Messer remembers hearing this poem.
“She was reading so many amazing poems,” he says. “There was one called ‘Eight Moons’ I liked, but it was already so visual. I thought it would be too hard to do anything with it other than just illustrate, which I wasn’t interested in. When I heard ‘Meeting a Stranger,’ it was so profound and timely, just perfect for the moment. I knew I could make a poetic print from it—it was so layered, just like printmaking.”
Messer is etching two 26-by-26 copper plates—the seam between the two halves feels like that awkward yet charged moment between the two strangers in the poem. As he rubs the plate in the acid bath shadowy marks appear on the print in layers of color.
He also plans to place medallions in each corner of the print, harkening back to old maps. He wants viewers to consider how we move around in the world.
Across the room, artist MaryAnn Miller has inked the typeface and turned the crank of the letterpress. She then walks over with another draft of the poem.

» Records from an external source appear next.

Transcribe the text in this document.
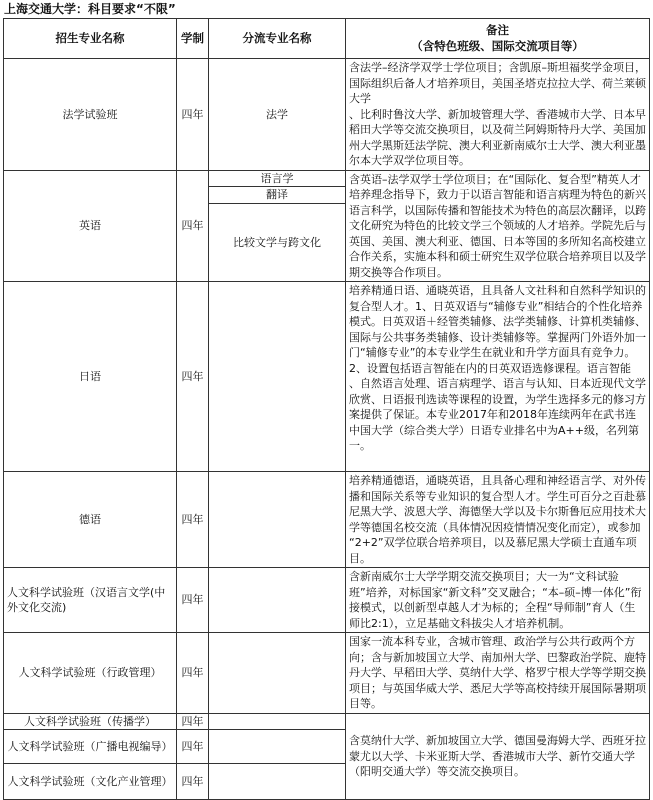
上海交通大学：科目要求“不限”
招生专业名称	学制	分流专业名称	备注
（含特色班级、国际交流项目等）

法学试验班	四年	法学	含法学–经济学双学士学位项目；含凯原–斯坦福奖学金项目，国际组织后备人才培养项目，美国圣塔克拉拉大学、荷兰莱顿大学
、比利时鲁汶大学、新加坡管理大学、香港城市大学、日本早稻田大学等交流交换项目，以及荷兰阿姆斯特丹大学、美国加州大学黑斯廷法学院、澳大利亚新南威尔士大学、澳大利亚墨尔本大学双学位项目等。
英语	四年	语言学	含英语–法学双学士学位项目；在“国际化、复合型”精英人才培养理念指导下，致力于以语言智能和语言病理为特色的新兴语言科学，以国际传播和智能技术为特色的高层次翻译，以跨文化研究为特色的比较文学三个领域的人才培养。学院先后与英国、美国、澳大利亚、德国、日本等国的多所知名高校建立合作关系，实施本科和硕士研究生双学位联合培养项目以及学期交换等合作项目。
		翻译	
		比较文学与跨文化	
日语	四年		培养精通日语、通晓英语，且具备人文社科和自然科学知识的复合型人才。1、日英双语与“辅修专业”相结合的个性化培养模式。日英双语＋经管类辅修、法学类辅修、计算机类辅修、国际与公共事务类辅修、设计类辅修等。掌握两门外语外加一门“辅修专业”的本专业学生在就业和升学方面具有竞争力。2、设置包括语言智能在内的日英双语选修课程。语言智能
、自然语言处理、语言病理学、语言与认知、日本近现代文学欣赏、日语报刊选读等课程的设置，为学生选择多元的修习方案提供了保证。本专业2017年和2018年连续两年在武书连中国大学（综合类大学）日语专业排名中为A++级，名列第一。
德语	四年		培养精通德语，通晓英语，且具备心理和神经语言学、对外传播和国际关系等专业知识的复合型人才。学生可百分之百赴慕尼黑大学、波恩大学、海德堡大学以及卡尔斯鲁厄应用技术大学等德国名校交流（具体情况因疫情情况变化而定），或参加 “2+2”双学位联合培养项目，以及慕尼黑大学硕士直通车项目。
人文科学试验班（汉语言文学(中外文化交流)	四年		含新南威尔士大学学期交流交换项目；大一为“文科试验班”培养，对标国家“新文科”交叉融合；“本–硕–博一体化”衔接模式，以创新型卓越人才为标的；全程“导师制”育人（生师比2:1），立足基础文科拔尖人才培养机制。
人文科学试验班（行政管理）	四年		国家一流本科专业，含城市管理、政治学与公共行政两个方向；含与新加坡国立大学、南加州大学、巴黎政治学院、鹿特丹大学、早稻田大学、莫纳什大学、格罗宁根大学等学期交换项目；与英国华威大学、悉尼大学等高校持续开展国际暑期项目等。
人文科学试验班（传播学）	四年		含莫纳什大学、新加坡国立大学、德国曼海姆大学、西班牙拉蒙尤以大学、卡米亚斯大学、香港城市大学、新竹交通大学
（阳明交通大学）等交流交换项目。
人文科学试验班（广播电视编导）	四年		
人文科学试验班（文化产业管理）	四年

Olds pins it to the bulletin board along with the screenprint.
The poem appears to be written in two halves—split down the middle.

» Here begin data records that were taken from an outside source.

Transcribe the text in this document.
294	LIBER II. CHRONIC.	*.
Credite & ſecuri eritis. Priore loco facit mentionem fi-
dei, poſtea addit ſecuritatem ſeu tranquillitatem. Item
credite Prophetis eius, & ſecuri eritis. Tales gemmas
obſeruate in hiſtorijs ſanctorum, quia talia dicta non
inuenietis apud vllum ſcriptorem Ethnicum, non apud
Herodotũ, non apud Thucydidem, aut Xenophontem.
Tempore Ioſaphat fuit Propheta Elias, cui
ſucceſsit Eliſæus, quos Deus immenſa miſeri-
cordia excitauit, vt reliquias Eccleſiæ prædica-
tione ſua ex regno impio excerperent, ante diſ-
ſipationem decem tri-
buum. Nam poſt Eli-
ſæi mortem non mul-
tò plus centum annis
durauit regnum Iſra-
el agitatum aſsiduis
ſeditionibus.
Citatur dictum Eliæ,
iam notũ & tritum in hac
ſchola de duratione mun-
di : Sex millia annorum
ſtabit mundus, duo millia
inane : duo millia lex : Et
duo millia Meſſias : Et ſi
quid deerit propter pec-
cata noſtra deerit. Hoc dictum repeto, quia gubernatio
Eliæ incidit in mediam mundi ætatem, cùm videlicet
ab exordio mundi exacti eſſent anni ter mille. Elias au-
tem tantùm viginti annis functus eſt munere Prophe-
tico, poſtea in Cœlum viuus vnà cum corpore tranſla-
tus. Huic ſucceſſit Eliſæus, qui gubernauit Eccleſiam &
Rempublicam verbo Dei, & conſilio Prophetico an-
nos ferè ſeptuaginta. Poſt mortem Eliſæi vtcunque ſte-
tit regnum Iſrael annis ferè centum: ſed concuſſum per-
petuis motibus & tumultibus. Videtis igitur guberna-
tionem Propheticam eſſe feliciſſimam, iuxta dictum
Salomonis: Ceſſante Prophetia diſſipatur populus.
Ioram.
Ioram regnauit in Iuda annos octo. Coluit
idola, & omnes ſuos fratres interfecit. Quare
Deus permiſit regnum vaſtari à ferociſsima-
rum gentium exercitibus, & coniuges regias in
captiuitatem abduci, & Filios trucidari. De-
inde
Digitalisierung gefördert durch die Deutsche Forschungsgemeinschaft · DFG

“The physical look of the poem on the page is important to me,” says Olds. “There are no stanzas anymore in my work. I want it jagged, like jazz, not as obedient. I remember as a 15-year-old when I discovered Fats Domino, Emily Dickinson, and Walt Whitman. It blew my mind.”
When Olds reads it, they discover errors. Miller circles typos—capitals, letters transposed, letters upside down—that she will then go back to fix.
Messer turns to Olds before returning to the acid bath. “I don’t get this opportunity too often,” he says. “An amazing poem like this means I have to work harder.”
Olds, almost mumbling to herself, says, “Doubt is part of the process—one stranger meeting another, one art form meeting another—if what we will make here will be of use.”
Like any chance encounter that relies on discovery, serendipity, questions, talking, and craft, there is a moment of fumbling until falling brilliantly into rhythm.
This room is filled with rhythm and rhyme—internal rhyme, just as Olds would want it.